The platform’s unique approach to consensus, utilizing a tree-like structure, enables high throughput and fast transaction confirmation, processing up to 3,000 transactions per second, a significant feat in the market.
Conflux’s founders developed the platform based on academic research at Shanghai Jiao Tong University, where they identified an opportunity to address scalability issues.
The Conflux team comprises experts in blockchain technology, cryptography, and distributed systems. It is attracting developers and investors, with an increasing number of decentralized applications (dapps) being developed on top of it.
An interesting feature of Conflux is its partnership with the Shanghai government, which strongly supports blockchain technology’s potential to drive innovation and economic growth. This partnership provides a conducive environment for Conflux to thrive and establishes its credibility in the blockchain.
Why did Conflux pump
Conflux has been on a roll with back-to-back announcements that have sent its token price soaring.
The integration of Little Red Book, the Chinese equivalent of Instagram, led to a 60.25% surge in Conflux’s value on Jan. 26. This move allowed Little Red Book’s 200 million users to display non-fungible tokens (NFT) on their profiles, minted on Conflux.
As if that wasn’t enough, Conflux continued its winning streak with another groundbreaking announcement on Feb. 15.
The network revealed its plans to partner with China’s Telecom to develop blockchain-based SIM cards (BSIM cards) to store and manage users’ public and private keys in encrypted storage.
The news triggered a massive rally, with CFX token prices skyrocketing by almost 100%, and the rally showing no signs of slowing down.
Conflux price forecast
Hong Kong is taking a giant leap towards cryptocurrency adoption as it moves to legalize crypto transactions for all its residents from June 1, 2023.
On June 1st, 2023, Hong Kong will officially make crypto purchase & sell, trading, fully legal for all of its citizens
— Crypto熊猫 (@NoodleofBinance) February 15, 2023
Expect a huge influx of big money from the East
Asian currency based stablecoin coming out of HK will be a certainty as well
The decision is expected to drive demand for Chinese coins, which could result in a favorable impact on the price of CFX soon.
Crypto Twitter experts have also taken note of China’s central bank’s massive liquidity injections, which seem to coincide with a surge in the crypto market’s capitalization.

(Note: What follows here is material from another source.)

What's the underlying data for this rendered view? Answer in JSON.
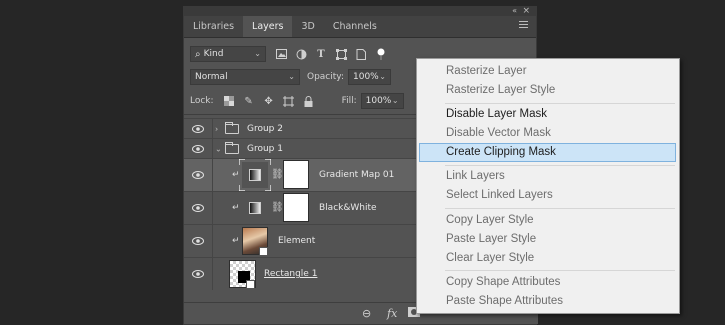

The China easing narrative is not some imaginary garbage
— Crypto熊猫 (@NoodleofBinance) February 18, 2023
Look at the liquidity injections China is ramping up in Feb – most recent 835B CNY via reverse repurchase
Monie printer goes brrrr from the EAST
oh, sorry US inflation, China exporting moar pic.twitter.com/LMmNLP1xHQ
However, it’s essential to remember that crypto markets are notoriously volatile, so it’s crucial to invest wisely and never invest more money than you can afford to lose.
While Chinese coins may continue to rise in the short term, it’s best to exercise caution and research before making any investment decisions.